Tenía frío y estaba hambriento, le dolían las manos (que puso bajo las axilas para que entraran en calor) y en su mente, la posibilidad de no volver a ver la luz del día resonaba como la bocina de una estridente alarma. Pero a pesar de todo, se quedó dormido casi al instante, con las rodillas pegadas al pecho, en una posición casi fetal.

Y mientras, alrededor, los muertos aullaban.

2.

LA CIUDAD MUERTA

Isabel miraba a través de la enorme puerta del helicóptero. Al principio le había dado miedo, porque era diáfana y sin hojas, y no pudo evitar agarrarse del brazo a Moses, sentado a su lado. La ascensión, además, había sido abrupta, y una sensación de desmayo subió desde su estómago a la cabeza. Luego, el helicóptero viró con brusquedad y se inclinaron peligrosamente, y ella tuvo que agarrarse con ambas manos a los cinturones de seguridad que la mantenían bien sujeta al asiento.

José había dejado su mochila a sus pies, y cuando el enorme aparato describió el giro, ésta se precipitó al exterior, perdiéndose para siempre.

– ¡Mi mochila! -exclamó José; había intentado apresarla extendiendo la pierna, pero fue inútil.

Uno de los soldados le miró con gesto de interrogación.

– No pasa nada… -dijo al fin-, sólo eran mis cosas.

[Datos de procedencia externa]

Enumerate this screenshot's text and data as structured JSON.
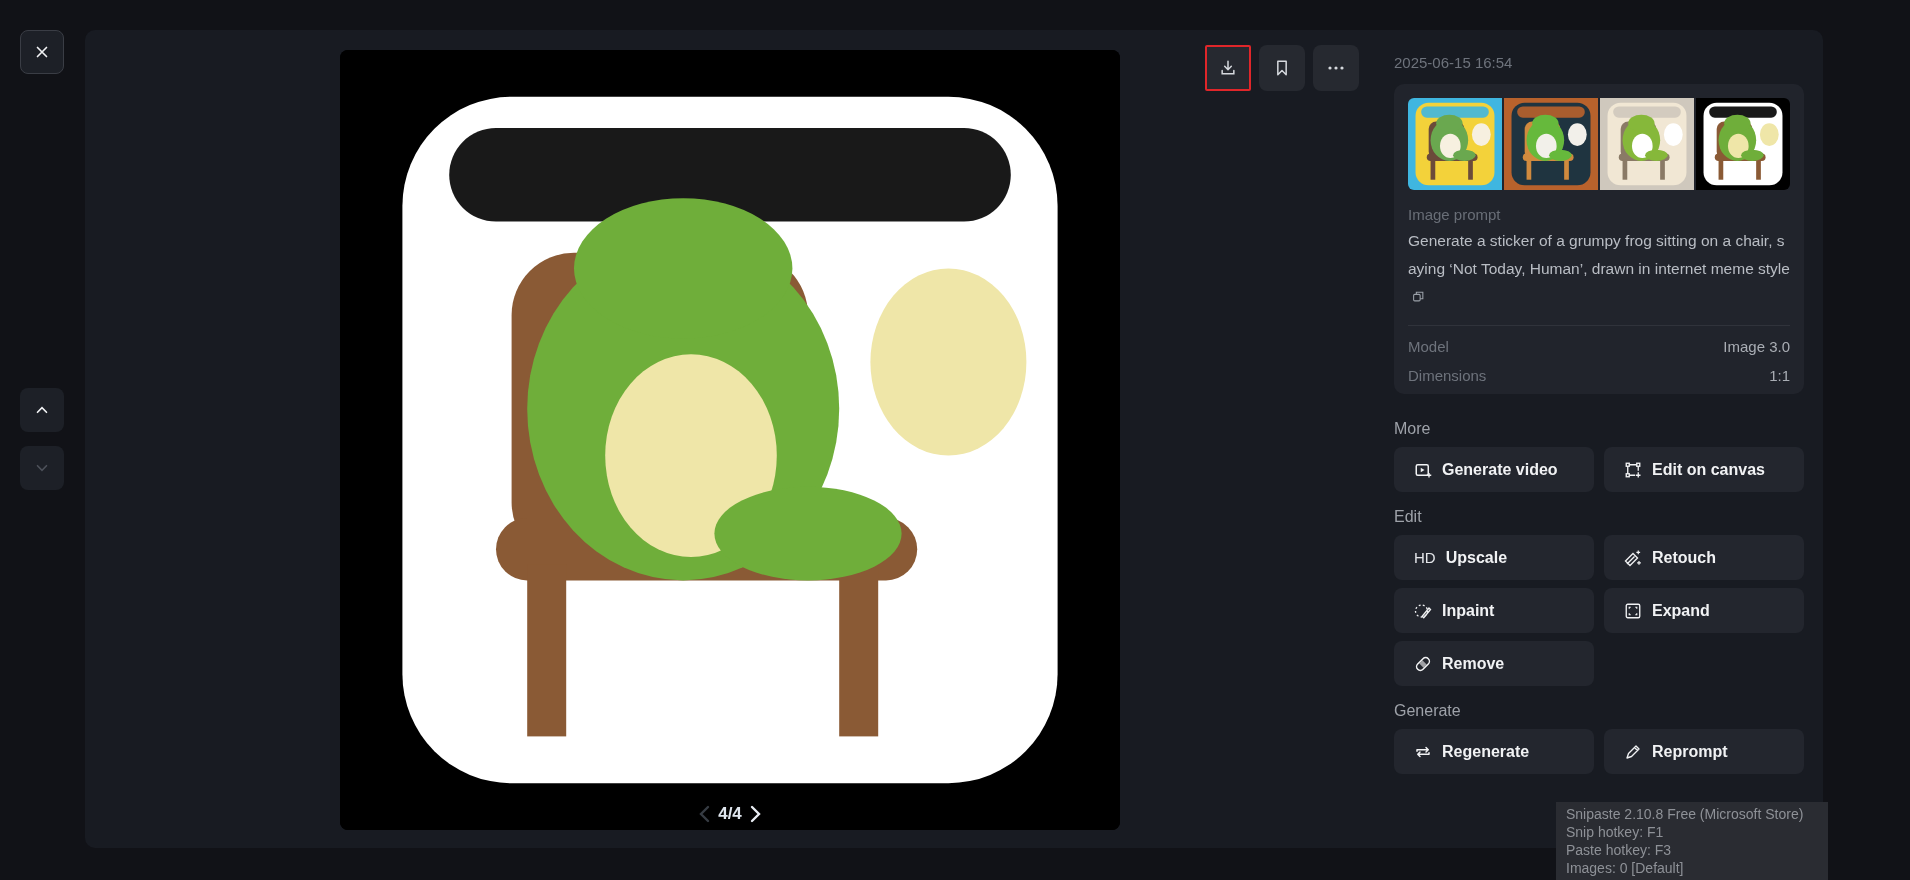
{
  "nav": {
    "close": {
      "kind": "close"
    },
    "up": {
      "disabled": false
    },
    "down": {
      "disabled": true
    }
  },
  "viewer": {
    "kind": "picture",
    "pager": {
      "text": "4/4",
      "prev_disabled": true,
      "next_disabled": false
    }
  },
  "toolbar": [
    {
      "kind": "download",
      "highlighted": true
    },
    {
      "kind": "bookmark",
      "highlighted": false
    },
    {
      "kind": "more",
      "highlighted": false
    }
  ],
  "details": {
    "timestamp": "2025-06-15 16:54",
    "prompt_label": "Image prompt",
    "prompt": "Generate a sticker of a grumpy frog sitting on a chair, saying ‘Not Today, Human’, drawn in internet meme style",
    "properties": [
      {
        "label": "Model",
        "value": "Image 3.0"
      },
      {
        "label": "Dimensions",
        "value": "1:1"
      }
    ]
  },
  "sections": [
    {
      "title": "More",
      "buttons": [
        {
          "kind": "video",
          "label": "Generate video"
        },
        {
          "kind": "canvas",
          "label": "Edit on canvas"
        }
      ]
    },
    {
      "title": "Edit",
      "buttons": [
        {
          "kind": "upscale",
          "icon_text": "HD",
          "label": "Upscale"
        },
        {
          "kind": "retouch",
          "label": "Retouch"
        },
        {
          "kind": "inpaint",
          "label": "Inpaint"
        },
        {
          "kind": "expand",
          "label": "Expand"
        },
        {
          "kind": "remove",
          "label": "Remove"
        }
      ]
    },
    {
      "title": "Generate",
      "buttons": [
        {
          "kind": "regenerate",
          "label": "Regenerate"
        },
        {
          "kind": "reprompt",
          "label": "Reprompt"
        }
      ]
    }
  ],
  "tooltip": {
    "lines": [
      "Snipaste 2.10.8 Free (Microsoft Store)",
      "Snip hotkey: F1",
      "Paste hotkey: F3",
      "Images: 0 [Default]"
    ]
  }
}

– Lo siento, compañero -exclamó Susana.

José la miró.

Con el tiempo, Susana se había convertido en uno de los pilares del Escuadrón, compuesto por ellos y dos amigos que habían caído: Dozer y Uriguen. Habían sobrevivido a tantas peripecias que, juntos, se creían imbatibles: la limpieza del perímetro del campamento, la aventura del helicóptero, la invasión zombi propiciada por el padre Isidro, y varias decenas más. Sin embargo, en las últimas horas su número se había visto reducido a la mitad, y Susana parecía ahora tan cansada… demacrada, con la ropa llena de manchas oscuras y con el cabello desaliñado, que más bien parecía una triste y vencida sombra de sí misma: las ojeras remarcaban el borde inferior de sus párpados y su tez tenía el color de la cera vieja. El hecho de que no hubieran dormido mucho la última noche no ayudaba, pero José sabía que eso no tenía mucho que ver. Era el dolor lo que la estaba consumiendo. José se acordó del diario del capitán Díez que tanto había interesado a Dozer, y que él mismo había guardado en su mochila con manifiesto interés. Ahora, el diario se precipitaba al vacío, perdido para siempre. Perdido, como su amigo.